German Growth Deconstructed

May 27, 2008

Details of the 1.5% first-quarter jump in German real GDP (6.3% saar) were released today. With that spurt, on-year growth over the past eight quarters has averaged 2.9%. 2006 had been a stronger year than 2007, with faster growth in all four quarters than in the corresponding quarter of 2007. But that trend toward less rapid growth was dramatically interrupted in 1Q08. Growth in 1Q07 had been +0.6%, even with the benefit of more working days than in 1Q08. Adjusted for that discrepancy, real GDP had climbed 2.6% in the year to 1Q08.

Breaking down the 1.5% q/q growth in 1Q, investment accounted for 0.7 percentage points. Inventory building did likewise. Personal consumption and government spending chipped in 0.2 percentage points each, but net exports exerted a drag on growth. In the year to 1Q08 not adjusting for the fewer working days than in 1Q07, personal consumptions firmed 0.1%, government spending went up 1.2%, business investment advanced 2.6%, and exports (5.9%) outpaced imports (4.0%).

Growth in 1Q respresents an unsustainable spike at best and the last hurrah at worst.

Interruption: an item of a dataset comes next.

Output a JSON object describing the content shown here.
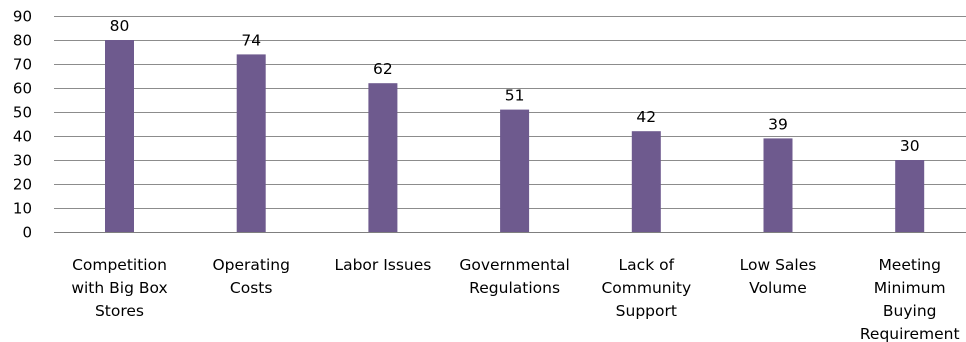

Some of the inventory build was unwanted. A 4.5% non-annualized leap in construction was abetted by unseasonably mild winter weather. Germany’s PMI in services dropped sharply in May, and other data like lower consumer confidence reported today corroborate increasingly difficult times. The euro and commodity prices are bearing down on growth. So is an abrupt slowdown in Britain. The ECB refuses to cut interest rates with inflation still cresting.